Representatives from the Media, Entertainment and Arts Alliance (MEAA) met with Fairfax Media Metro chief executive Jack Matthews and publisher and editor-in-chief of The Sydney Morning Herald Peter Fray yesterday. The MEAA stated the men “had little to offer” in response to the representatives' questions relating to the announcement and its implications.

“Readers and employees alike are entitled to know precisely how Fairfax Media intends to ensure that these two great mastheads will continue to produce quality journalism when fewer journalists are left to actually go out and hunt out news stories,” said MEAA acting federal secretary Paul Murphy.

“For more than a decade this company has dithered about a switch from broadsheet. It has been an ongoing saga as management stalled at making tough decisions in an increasingly difficult environment. Now, after years of doing nothing and in the twilight of the print media era, management has finally made a decision.”

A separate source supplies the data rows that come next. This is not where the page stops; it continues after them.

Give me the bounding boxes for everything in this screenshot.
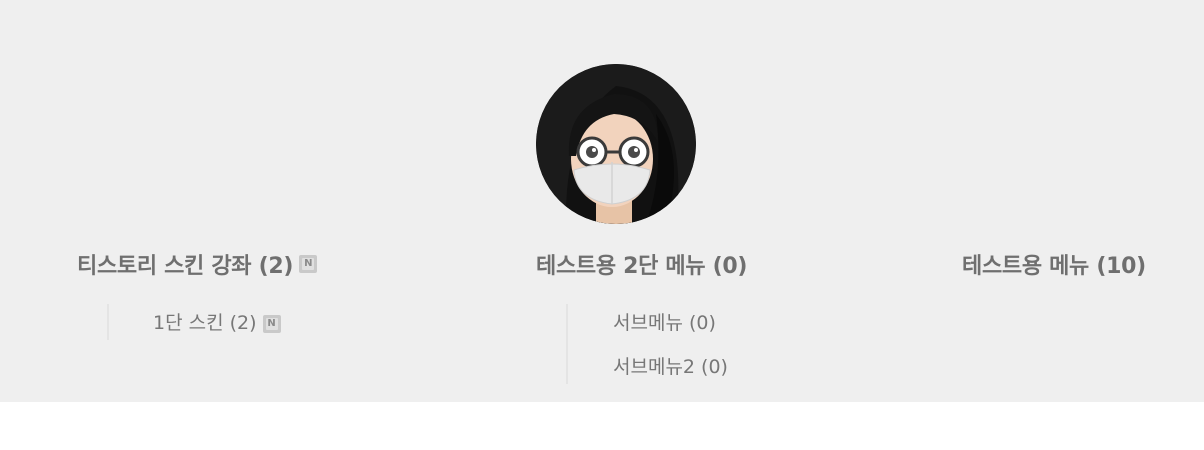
subcategory-item-1dan-skin[interactable]: 1단 스킨 (2) N (153, 304, 281, 340)
subcategory-label: 1단 스킨 (2) (153, 312, 257, 334)
category-title-label: 테스트용 메뉴 (10) (962, 254, 1146, 279)
category-title-tistory-skin[interactable]: 티스토리 스킨 강좌 (2) N (77, 248, 318, 280)
new-badge-icon: N (262, 314, 281, 333)
subcategory-list-test-2dan-menu: 서브메뉴 (0) 서브메뉴2 (0) (566, 304, 728, 384)
subcategory-item-submenu[interactable]: 서브메뉴 (0) (613, 304, 728, 348)
new-badge-icon: N (299, 255, 318, 273)
category-title-test-2dan-menu[interactable]: 테스트용 2단 메뉴 (0) (536, 248, 747, 280)
subcategory-item-submenu2[interactable]: 서브메뉴2 (0) (613, 348, 728, 392)
category-title-label: 테스트용 2단 메뉴 (0) (536, 254, 748, 279)
memoji-avatar-icon (536, 64, 696, 224)
category-title-test-menu[interactable]: 테스트용 메뉴 (10) (962, 248, 1146, 280)
subcategory-list-tistory-skin: 1단 스킨 (2) N (107, 304, 281, 340)
profile-avatar[interactable] (536, 64, 696, 224)
category-title-label: 티스토리 스킨 강좌 (2) (77, 254, 294, 279)
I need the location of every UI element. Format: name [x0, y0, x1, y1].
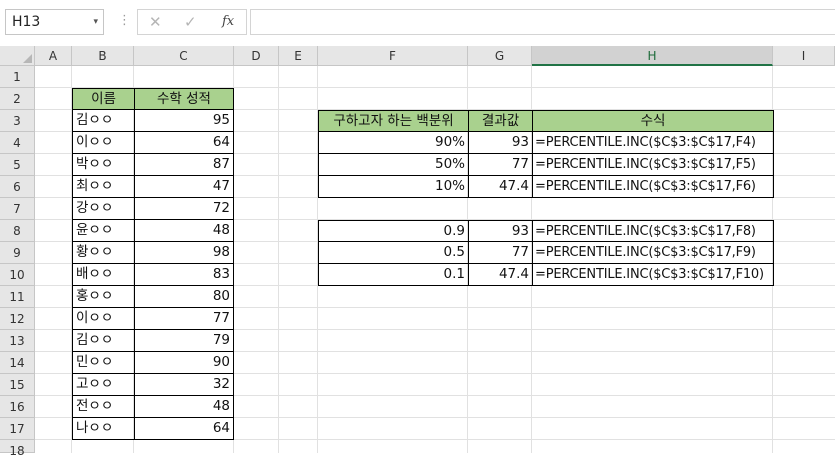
- cell-name[interactable]: 이ㅇㅇ: [72, 308, 135, 330]
- cell-result[interactable]: 93: [469, 132, 533, 154]
- row-header-9[interactable]: 9: [0, 242, 35, 264]
- select-all-icon: [23, 54, 32, 63]
- row-header-15[interactable]: 15: [0, 374, 35, 396]
- cell-score[interactable]: 80: [135, 286, 234, 308]
- cell-result[interactable]: 93: [469, 220, 533, 242]
- row-header-16[interactable]: 16: [0, 396, 35, 418]
- cell-formula[interactable]: =PERCENTILE.INC($C$3:$C$17,F5): [533, 154, 774, 176]
- cell-formula[interactable]: =PERCENTILE.INC($C$3:$C$17,F10): [533, 264, 774, 286]
- cell-score[interactable]: 64: [135, 418, 234, 440]
- cell-score[interactable]: 77: [135, 308, 234, 330]
- cell-c2-score-header[interactable]: 수학 성적: [135, 88, 234, 110]
- cell-percentile[interactable]: 90%: [318, 132, 469, 154]
- cell-name[interactable]: 고ㅇㅇ: [72, 374, 135, 396]
- cell-formula[interactable]: =PERCENTILE.INC($C$3:$C$17,F9): [533, 242, 774, 264]
- cell-result[interactable]: 47.4: [469, 176, 533, 198]
- cell-result[interactable]: 77: [469, 154, 533, 176]
- cell-score[interactable]: 83: [135, 264, 234, 286]
- row-header-10[interactable]: 10: [0, 264, 35, 286]
- cell-name[interactable]: 강ㅇㅇ: [72, 198, 135, 220]
- formula-input[interactable]: [250, 9, 835, 35]
- cell-score[interactable]: 47: [135, 176, 234, 198]
- cell-name[interactable]: 김ㅇㅇ: [72, 330, 135, 352]
- cell-percentile[interactable]: 0.5: [318, 242, 469, 264]
- cell-name[interactable]: 홍ㅇㅇ: [72, 286, 135, 308]
- column-header-i[interactable]: I: [773, 46, 835, 66]
- formula-bar: H13 ▾ ⋮ ✕ ✓ fx: [0, 0, 835, 46]
- cell-name[interactable]: 박ㅇㅇ: [72, 154, 135, 176]
- cell-name[interactable]: 이ㅇㅇ: [72, 132, 135, 154]
- cell-g3-result-header[interactable]: 결과값: [469, 110, 533, 132]
- row-header-5[interactable]: 5: [0, 154, 35, 176]
- column-header-f[interactable]: F: [318, 46, 468, 66]
- cell-name[interactable]: 김ㅇㅇ: [72, 110, 135, 132]
- row-header-18[interactable]: 18: [0, 440, 35, 458]
- cell-score[interactable]: 98: [135, 242, 234, 264]
- cell-score[interactable]: 87: [135, 154, 234, 176]
- cell-score[interactable]: 72: [135, 198, 234, 220]
- cell-score[interactable]: 79: [135, 330, 234, 352]
- cell-score[interactable]: 48: [135, 396, 234, 418]
- row-header-6[interactable]: 6: [0, 176, 35, 198]
- column-header-e[interactable]: E: [279, 46, 318, 66]
- cell-result[interactable]: 77: [469, 242, 533, 264]
- row-header-13[interactable]: 13: [0, 330, 35, 352]
- cell-score[interactable]: 32: [135, 374, 234, 396]
- row-header-1[interactable]: 1: [0, 66, 35, 88]
- cell-name[interactable]: 배ㅇㅇ: [72, 264, 135, 286]
- column-header-g[interactable]: G: [468, 46, 532, 66]
- cell-b2-name-header[interactable]: 이름: [72, 88, 135, 110]
- insert-function-icon[interactable]: fx: [222, 14, 234, 29]
- column-header-b[interactable]: B: [72, 46, 134, 66]
- cell-percentile[interactable]: 0.1: [318, 264, 469, 286]
- column-header-c[interactable]: C: [134, 46, 234, 66]
- formula-bar-grip-icon: ⋮: [118, 13, 131, 28]
- cell-name[interactable]: 최ㅇㅇ: [72, 176, 135, 198]
- row-header-8[interactable]: 8: [0, 220, 35, 242]
- cell-formula[interactable]: =PERCENTILE.INC($C$3:$C$17,F4): [533, 132, 774, 154]
- cancel-icon[interactable]: ✕: [149, 13, 162, 31]
- cell-percentile[interactable]: 10%: [318, 176, 469, 198]
- cell-result[interactable]: 47.4: [469, 264, 533, 286]
- cell-formula[interactable]: =PERCENTILE.INC($C$3:$C$17,F8): [533, 220, 774, 242]
- cell-formula[interactable]: =PERCENTILE.INC($C$3:$C$17,F6): [533, 176, 774, 198]
- column-header-h[interactable]: H: [532, 46, 773, 66]
- enter-icon[interactable]: ✓: [184, 13, 197, 31]
- column-header-a[interactable]: A: [35, 46, 72, 66]
- cell-score[interactable]: 48: [135, 220, 234, 242]
- row-header-4[interactable]: 4: [0, 132, 35, 154]
- cell-score[interactable]: 64: [135, 132, 234, 154]
- cell-name[interactable]: 전ㅇㅇ: [72, 396, 135, 418]
- name-box[interactable]: H13 ▾: [5, 9, 104, 35]
- chevron-down-icon[interactable]: ▾: [93, 10, 98, 34]
- cell-score[interactable]: 90: [135, 352, 234, 374]
- cell-f3-percentile-header[interactable]: 구하고자 하는 백분위: [318, 110, 469, 132]
- select-all-corner[interactable]: [0, 46, 35, 66]
- cell-name[interactable]: 나ㅇㅇ: [72, 418, 135, 440]
- row-header-14[interactable]: 14: [0, 352, 35, 374]
- cell-percentile[interactable]: 0.9: [318, 220, 469, 242]
- spreadsheet-grid: A B C D E F G H I 1 2 3 4 5 6 7 8 9 10 1…: [0, 46, 835, 458]
- column-header-d[interactable]: D: [234, 46, 279, 66]
- row-header-2[interactable]: 2: [0, 88, 35, 110]
- cell-h3-formula-header[interactable]: 수식: [533, 110, 774, 132]
- row-header-7[interactable]: 7: [0, 198, 35, 220]
- row-header-12[interactable]: 12: [0, 308, 35, 330]
- cell-name[interactable]: 민ㅇㅇ: [72, 352, 135, 374]
- name-box-value: H13: [12, 14, 41, 30]
- row-header-3[interactable]: 3: [0, 110, 35, 132]
- cell-name[interactable]: 윤ㅇㅇ: [72, 220, 135, 242]
- cell-percentile[interactable]: 50%: [318, 154, 469, 176]
- formula-bar-buttons: ✕ ✓ fx: [137, 9, 247, 35]
- row-header-17[interactable]: 17: [0, 418, 35, 440]
- cell-name[interactable]: 황ㅇㅇ: [72, 242, 135, 264]
- cell-score[interactable]: 95: [135, 110, 234, 132]
- row-header-11[interactable]: 11: [0, 286, 35, 308]
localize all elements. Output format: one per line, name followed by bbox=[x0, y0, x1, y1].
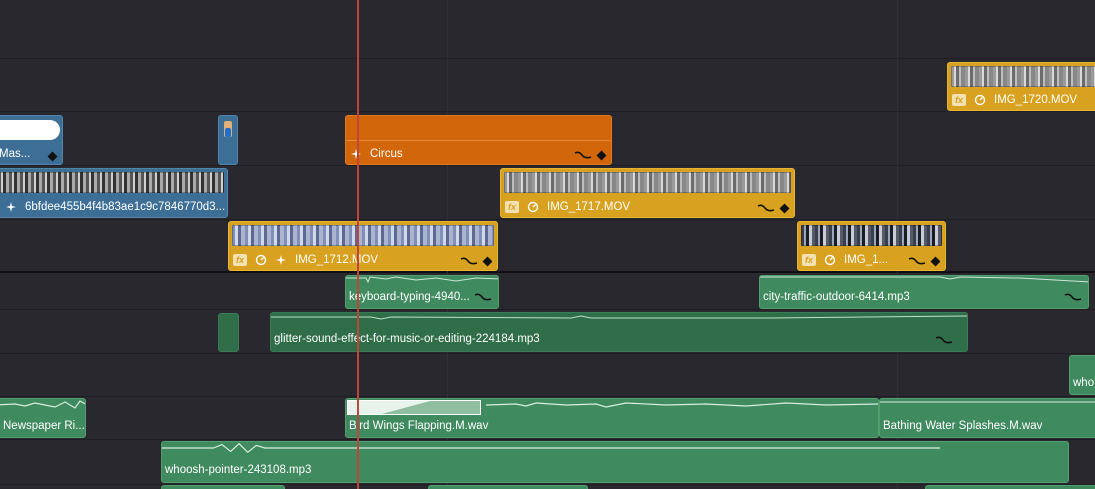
clip-thumbnail bbox=[0, 120, 60, 140]
clip-name: IMG_1712.MOV bbox=[295, 253, 379, 266]
video-track-6 bbox=[0, 0, 1095, 59]
video-track-5 bbox=[0, 59, 1095, 112]
clip-thumbnail-detail bbox=[225, 128, 231, 137]
sparkle-icon bbox=[6, 201, 16, 212]
audio-clip[interactable]: city-traffic-outdoor-6414.mp3 bbox=[759, 275, 1089, 309]
audio-clip[interactable]: glitter-sound-effect-for-music-or-editin… bbox=[270, 312, 968, 352]
timeline[interactable]: fx IMG_1720.MOV Mas... Circus 6bfdee455b… bbox=[0, 0, 1095, 489]
keyframe-icon bbox=[779, 203, 790, 213]
fx-badge: fx bbox=[802, 253, 817, 266]
video-clip[interactable]: fx IMG_1720.MOV bbox=[947, 62, 1095, 111]
audio-waveform bbox=[0, 400, 85, 409]
clip-thumbnail bbox=[232, 225, 494, 246]
clip-thumbnail bbox=[951, 66, 1095, 87]
fx-badge: fx bbox=[233, 253, 248, 266]
curve-icon bbox=[935, 336, 953, 344]
clip-name: city-traffic-outdoor-6414.mp3 bbox=[763, 291, 910, 303]
audio-clip[interactable]: Bathing Water Splashes.M.wav bbox=[879, 398, 1095, 438]
audio-clip[interactable]: who bbox=[1069, 355, 1095, 395]
keyframe-icon bbox=[596, 150, 607, 160]
audio-waveform bbox=[880, 401, 1095, 403]
video-clip[interactable]: fx IMG_1712.MOV bbox=[228, 221, 498, 271]
video-clip[interactable] bbox=[218, 115, 238, 165]
clip-name: IMG_1717.MOV bbox=[547, 200, 631, 213]
clip-name: IMG_1720.MOV bbox=[994, 93, 1078, 106]
clip-name: who bbox=[1073, 377, 1095, 389]
clip-thumbnail bbox=[504, 172, 791, 193]
audio-clip[interactable] bbox=[925, 485, 1095, 489]
video-clip[interactable]: Mas... bbox=[0, 115, 63, 165]
clip-name: Bird Wings Flapping.M.wav bbox=[349, 420, 489, 432]
clip-thumbnail bbox=[0, 172, 224, 193]
video-clip[interactable]: fx IMG_1... bbox=[797, 221, 946, 271]
curve-icon bbox=[474, 293, 492, 301]
clip-name: IMG_1... bbox=[844, 253, 889, 266]
video-clip[interactable]: Circus bbox=[345, 115, 612, 165]
curve-icon bbox=[908, 257, 926, 265]
fx-badge: fx bbox=[952, 93, 967, 106]
clip-name: keyboard-typing-4940... bbox=[349, 291, 470, 303]
audio-clip[interactable] bbox=[218, 313, 239, 352]
curve-icon bbox=[460, 257, 478, 265]
audio-waveform bbox=[760, 276, 1088, 283]
audio-waveform bbox=[271, 315, 967, 320]
curve-icon bbox=[574, 151, 592, 159]
audio-clip[interactable] bbox=[428, 485, 588, 489]
speed-icon bbox=[527, 201, 539, 212]
audio-waveform bbox=[346, 276, 498, 284]
curve-icon bbox=[757, 204, 775, 212]
audio-clip[interactable]: Bird Wings Flapping.M.wav bbox=[345, 398, 879, 438]
audio-waveform bbox=[485, 402, 878, 408]
clip-name: Mas... bbox=[0, 147, 31, 160]
speed-icon bbox=[824, 254, 836, 265]
clip-name: glitter-sound-effect-for-music-or-editin… bbox=[274, 333, 540, 345]
audio-clip[interactable]: Newspaper Ri... bbox=[0, 398, 86, 438]
speed-icon bbox=[974, 94, 986, 105]
keyframe-icon bbox=[482, 256, 493, 266]
fx-badge: fx bbox=[505, 200, 520, 213]
clip-name: Circus bbox=[370, 147, 403, 160]
clip-name: Bathing Water Splashes.M.wav bbox=[883, 420, 1043, 432]
audio-waveform bbox=[162, 442, 941, 454]
audio-clip[interactable]: keyboard-typing-4940... bbox=[345, 275, 499, 309]
audio-clip[interactable] bbox=[161, 485, 285, 489]
playhead[interactable] bbox=[357, 0, 359, 489]
video-clip[interactable]: 6bfdee455b4f4b83ae1c9c7846770d3... bbox=[0, 168, 228, 218]
clip-thumbnail bbox=[801, 225, 942, 246]
audio-track-3 bbox=[0, 354, 1095, 397]
curve-icon bbox=[1064, 293, 1082, 301]
sparkle-icon bbox=[276, 254, 287, 265]
video-clip[interactable]: fx IMG_1717.MOV bbox=[500, 168, 795, 218]
keyframe-icon bbox=[47, 151, 58, 162]
clip-name: Newspaper Ri... bbox=[3, 420, 85, 432]
clip-name: 6bfdee455b4f4b83ae1c9c7846770d3... bbox=[25, 200, 226, 213]
sparkle-icon bbox=[351, 148, 361, 159]
clip-name: whoosh-pointer-243108.mp3 bbox=[165, 464, 312, 476]
audio-clip[interactable]: whoosh-pointer-243108.mp3 bbox=[161, 441, 1069, 483]
keyframe-icon bbox=[930, 256, 941, 266]
speed-icon bbox=[255, 254, 267, 265]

The MEAA is still in talks with the publisher's regional media arm following the decision to offshore 41 editorial production jobs to New Zealand. Seeking to cut costs, Fairfax had rejected the MEAA's suggestion of an in-house money-saving solution: a multi-platform ‘sub hub', the staff of which work across multiple mastheads and platforms.

The controversial 'Future of Fairfax' plan released yesterday outlined the publisher's aim to save $235 million annually by 2015 by taking measures such as the axing of 1900 jobs over three years.

As part of the plan, Fairfax's metro mastheads The Sydney Morning Herald and The Age will be downsized from broadsheets to tabloid size while paywalls will be erected across Fairfax's digital assets.

Fairfax has also sold off 15% of its 66% stake in New Zealand-based auction website TradeMe for $160 million, enabling Fairfax to reduce company debt to about $800 million.

Fairfax's print plants at Chullora and Tullamarine will be closed by mid-2014, saving $44 million a year. The move has also fuelled speculation Fairfax has resumed talks with rival publisher News Limited over a joint printing venture after negotiations fell apart in March over terms.